中国で「第2の恒大」警戒 資金繰り困窮不動産企業が急浮上

中国不動産大手、中国恒大集団の経営危機の深刻化を機に、中国不動産業界で資金繰りに窮する大手企業の存在がクロ-ズアップされてきた。
9月下旬、業界4位の「融創(ゆうそう)中国」の経営状況への懸念が急浮上した。中国メディアによると、同社の浙江省紹興市の子会社が、住宅販売が落ち込んで資金繰りも悪化しているとして地元当局に支援を要請したとされる書簡がインターネットに流出したことがきっかけだった。同社は2021年6月末時点の負債総額が約9,971億元(約17兆2,000億円)に達している。

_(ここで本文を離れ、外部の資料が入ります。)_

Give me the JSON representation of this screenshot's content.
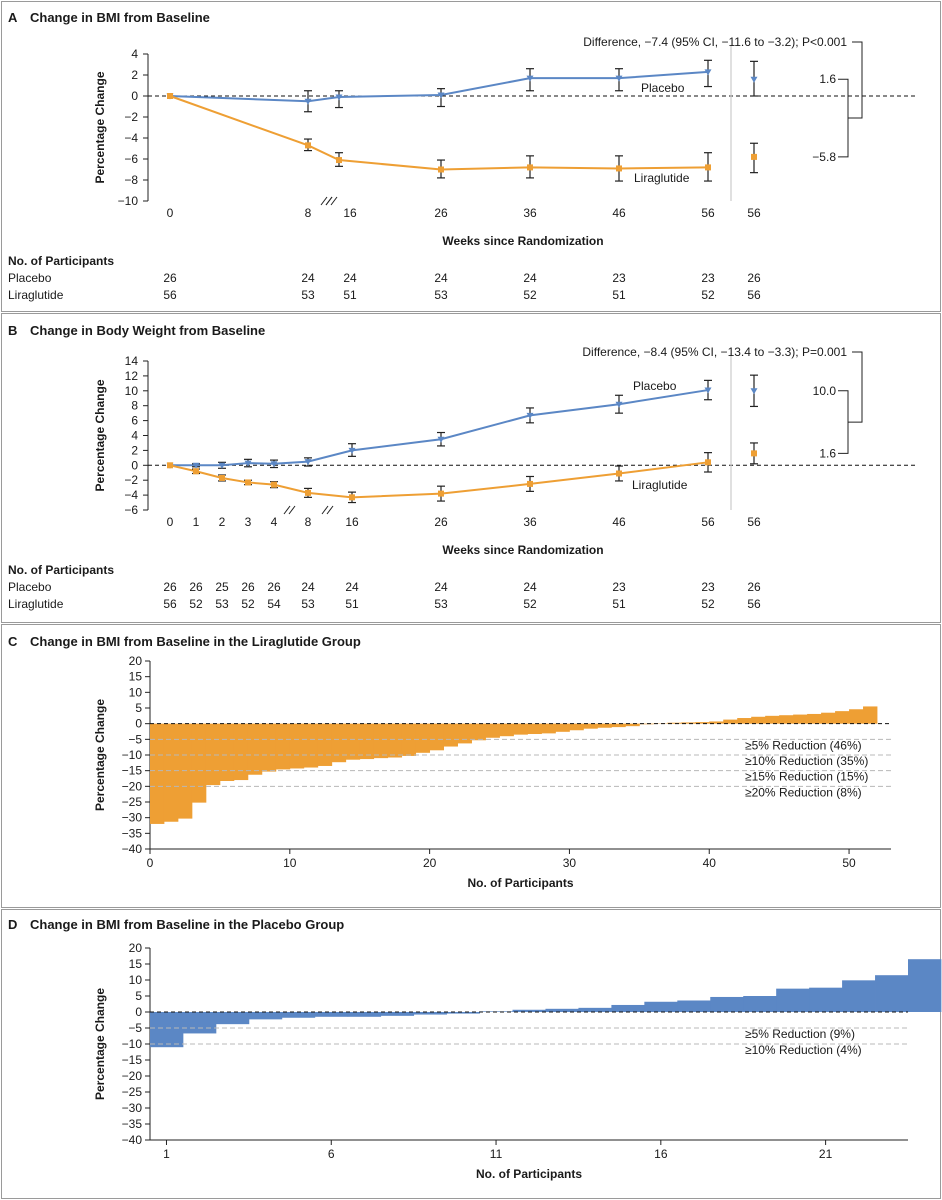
{
  "colors": {
    "placebo": "#5b87c5",
    "liraglutide": "#ee9f34",
    "panel_border": "#9a9a9a",
    "axis": "#222222",
    "reference_dash": "#111111",
    "threshold_dash": "#b8b8b8",
    "separator": "#cccccc",
    "error_bar": "#222222"
  },
  "chart_data": [
    {
      "panel": "A",
      "type": "line",
      "title": "Change in BMI from Baseline",
      "ylabel": "Percentage Change",
      "xlabel": "Weeks since Randomization",
      "ylim": [
        -10,
        4
      ],
      "yticks": [
        4,
        2,
        0,
        -2,
        -4,
        -6,
        -8,
        -10
      ],
      "ytick_labels": [
        "4",
        "2",
        "0",
        "−2",
        "−4",
        "−6",
        "−8",
        "−10"
      ],
      "x_ticks": [
        "0",
        "8",
        "16",
        "26",
        "36",
        "46",
        "56",
        "56"
      ],
      "series": [
        {
          "name": "Placebo",
          "label": "Placebo",
          "color": "#5b87c5",
          "x": [
            0,
            8,
            16,
            26,
            36,
            46,
            56
          ],
          "values": [
            0,
            -0.5,
            -0.1,
            0.1,
            1.7,
            1.7,
            2.3
          ],
          "lower": [
            0,
            -1.5,
            -1.1,
            -1.0,
            0.5,
            0.5,
            0.9
          ],
          "upper": [
            0,
            0.5,
            0.5,
            0.7,
            2.6,
            2.6,
            3.4
          ]
        },
        {
          "name": "Liraglutide",
          "label": "Liraglutide",
          "color": "#ee9f34",
          "x": [
            0,
            8,
            16,
            26,
            36,
            46,
            56
          ],
          "values": [
            0,
            -4.7,
            -6.1,
            -7.0,
            -6.8,
            -6.9,
            -6.8
          ],
          "lower": [
            0,
            -5.2,
            -6.7,
            -7.8,
            -7.8,
            -8.1,
            -8.1
          ],
          "upper": [
            0,
            -4.1,
            -5.4,
            -6.1,
            -5.7,
            -5.7,
            -5.4
          ]
        }
      ],
      "final_estimates": [
        {
          "name": "Placebo",
          "value": 1.6,
          "lower": 0.0,
          "upper": 3.3
        },
        {
          "name": "Liraglutide",
          "value": -5.8,
          "lower": -7.3,
          "upper": -4.5
        }
      ],
      "difference_text": "Difference, −7.4 (95% CI, −11.6 to −3.2); P<0.001",
      "bracket_top": "1.6",
      "bracket_bottom": "−5.8",
      "participants": {
        "heading": "No. of Participants",
        "rows": [
          {
            "label": "Placebo",
            "values": [
              "26",
              "24",
              "24",
              "24",
              "24",
              "23",
              "23",
              "26"
            ]
          },
          {
            "label": "Liraglutide",
            "values": [
              "56",
              "53",
              "51",
              "53",
              "52",
              "51",
              "52",
              "56"
            ]
          }
        ]
      }
    },
    {
      "panel": "B",
      "type": "line",
      "title": "Change in Body Weight from Baseline",
      "ylabel": "Percentage Change",
      "xlabel": "Weeks since Randomization",
      "ylim": [
        -6,
        14
      ],
      "yticks": [
        14,
        12,
        10,
        8,
        6,
        4,
        2,
        0,
        -2,
        -4,
        -6
      ],
      "ytick_labels": [
        "14",
        "12",
        "10",
        "8",
        "6",
        "4",
        "2",
        "0",
        "−2",
        "−4",
        "−6"
      ],
      "x_ticks": [
        "0",
        "1",
        "2",
        "3",
        "4",
        "8",
        "16",
        "26",
        "36",
        "46",
        "56",
        "56"
      ],
      "series": [
        {
          "name": "Placebo",
          "label": "Placebo",
          "color": "#5b87c5",
          "x": [
            0,
            1,
            2,
            3,
            4,
            8,
            16,
            26,
            36,
            46,
            56
          ],
          "values": [
            0,
            0,
            0,
            0.3,
            0.2,
            0.5,
            2.0,
            3.5,
            6.7,
            8.2,
            10.1
          ],
          "lower": [
            0,
            -0.2,
            -0.4,
            -0.2,
            -0.3,
            -0.1,
            1.2,
            2.6,
            5.7,
            7.0,
            8.8
          ],
          "upper": [
            0,
            0.2,
            0.4,
            0.8,
            0.7,
            1.0,
            2.9,
            4.4,
            7.7,
            9.4,
            11.4
          ]
        },
        {
          "name": "Liraglutide",
          "label": "Liraglutide",
          "color": "#ee9f34",
          "x": [
            0,
            1,
            2,
            3,
            4,
            8,
            16,
            26,
            36,
            46,
            56
          ],
          "values": [
            0,
            -0.8,
            -1.7,
            -2.3,
            -2.6,
            -3.7,
            -4.3,
            -3.8,
            -2.5,
            -1.1,
            0.4
          ],
          "lower": [
            0,
            -1.1,
            -2.1,
            -2.6,
            -3.0,
            -4.3,
            -5.0,
            -4.8,
            -3.5,
            -2.1,
            -0.9
          ],
          "upper": [
            0,
            -0.5,
            -1.3,
            -2.0,
            -2.2,
            -3.1,
            -3.6,
            -2.8,
            -1.5,
            -0.1,
            1.7
          ]
        }
      ],
      "final_estimates": [
        {
          "name": "Placebo",
          "value": 10.0,
          "lower": 7.9,
          "upper": 12.1
        },
        {
          "name": "Liraglutide",
          "value": 1.6,
          "lower": 0.2,
          "upper": 3.0
        }
      ],
      "difference_text": "Difference, −8.4 (95% CI, −13.4 to −3.3); P=0.001",
      "bracket_top": "10.0",
      "bracket_bottom": "1.6",
      "participants": {
        "heading": "No. of Participants",
        "rows": [
          {
            "label": "Placebo",
            "values": [
              "26",
              "26",
              "25",
              "26",
              "26",
              "24",
              "24",
              "24",
              "24",
              "23",
              "23",
              "26"
            ]
          },
          {
            "label": "Liraglutide",
            "values": [
              "56",
              "52",
              "53",
              "52",
              "54",
              "53",
              "51",
              "53",
              "52",
              "51",
              "52",
              "56"
            ]
          }
        ]
      }
    },
    {
      "panel": "C",
      "type": "bar",
      "title": "Change in BMI from Baseline in the Liraglutide Group",
      "ylabel": "Percentage Change",
      "xlabel": "No. of Participants",
      "ylim": [
        -40,
        20
      ],
      "yticks": [
        20,
        15,
        10,
        5,
        0,
        -5,
        -10,
        -15,
        -20,
        -25,
        -30,
        -35,
        -40
      ],
      "ytick_labels": [
        "20",
        "15",
        "10",
        "5",
        "0",
        "−5",
        "−10",
        "−15",
        "−20",
        "−25",
        "−30",
        "−35",
        "−40"
      ],
      "xlim": [
        0,
        53
      ],
      "xticks": [
        0,
        10,
        20,
        30,
        40,
        50
      ],
      "xtick_labels": [
        "0",
        "10",
        "20",
        "30",
        "40",
        "50"
      ],
      "color": "#ee9f34",
      "values": [
        -32.0,
        -31.3,
        -30.3,
        -25.2,
        -19.6,
        -18.3,
        -18.0,
        -16.3,
        -15.3,
        -14.6,
        -14.3,
        -14.0,
        -13.5,
        -12.3,
        -11.5,
        -11.3,
        -11.0,
        -10.8,
        -10.3,
        -9.3,
        -8.5,
        -7.3,
        -6.3,
        -5.3,
        -4.5,
        -4.0,
        -3.5,
        -3.3,
        -3.1,
        -2.6,
        -2.1,
        -1.6,
        -1.3,
        -1.1,
        -0.8,
        -0.2,
        0.1,
        0.3,
        0.4,
        0.5,
        0.7,
        1.3,
        1.8,
        2.2,
        2.5,
        2.7,
        2.9,
        3.1,
        3.5,
        4.0,
        4.6,
        5.5
      ],
      "thresholds": [
        {
          "y": -5,
          "label": "≥5% Reduction (46%)"
        },
        {
          "y": -10,
          "label": "≥10% Reduction (35%)"
        },
        {
          "y": -15,
          "label": "≥15% Reduction (15%)"
        },
        {
          "y": -20,
          "label": "≥20% Reduction (8%)"
        }
      ]
    },
    {
      "panel": "D",
      "type": "bar",
      "title": "Change in BMI from Baseline in the Placebo Group",
      "ylabel": "Percentage Change",
      "xlabel": "No. of Participants",
      "ylim": [
        -40,
        20
      ],
      "yticks": [
        20,
        15,
        10,
        5,
        0,
        -5,
        -10,
        -15,
        -20,
        -25,
        -30,
        -35,
        -40
      ],
      "ytick_labels": [
        "20",
        "15",
        "10",
        "5",
        "0",
        "−5",
        "−10",
        "−15",
        "−20",
        "−25",
        "−30",
        "−35",
        "−40"
      ],
      "xlim": [
        0.5,
        23.5
      ],
      "xticks": [
        1,
        6,
        11,
        16,
        21
      ],
      "xtick_labels": [
        "1",
        "6",
        "11",
        "16",
        "21"
      ],
      "color": "#5b87c5",
      "values": [
        -11.0,
        -6.7,
        -3.8,
        -2.3,
        -1.8,
        -1.5,
        -1.5,
        -1.2,
        -0.8,
        -0.5,
        0.2,
        0.7,
        1.0,
        1.3,
        2.2,
        3.2,
        3.6,
        4.7,
        5.0,
        7.3,
        7.6,
        9.9,
        11.5,
        16.5
      ],
      "thresholds": [
        {
          "y": -5,
          "label": "≥5% Reduction (9%)"
        },
        {
          "y": -10,
          "label": "≥10% Reduction (4%)"
        }
      ]
    }
  ]
}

このほかにも工業団地の開発を主幹事業とする不動産大手の「華夏幸福」も9月上旬までに、すでに期日を過ぎている計800億元(約1兆4,000億円)を上回る社債の元本や利息の支払いができていないと伝えられている。
規模が小さい企業はより厳しい状況とみられ、2021年初から9月5日までに274の不動産会社が経営破たんしているという。単純計算すれば1日平均1社のペースで不動産会社が消滅しているというわけ。
中国経済の成長をけん引してきた中国不動産業界だが、不動産市場の過熱を警戒する習政権の規制強化で、中国政府は2020年夏、資産に対する負債の比率を一定範囲内に抑える措置を打ち出しており、こうした政策変更で不動産会社の資金調達が難しくなっているのだ。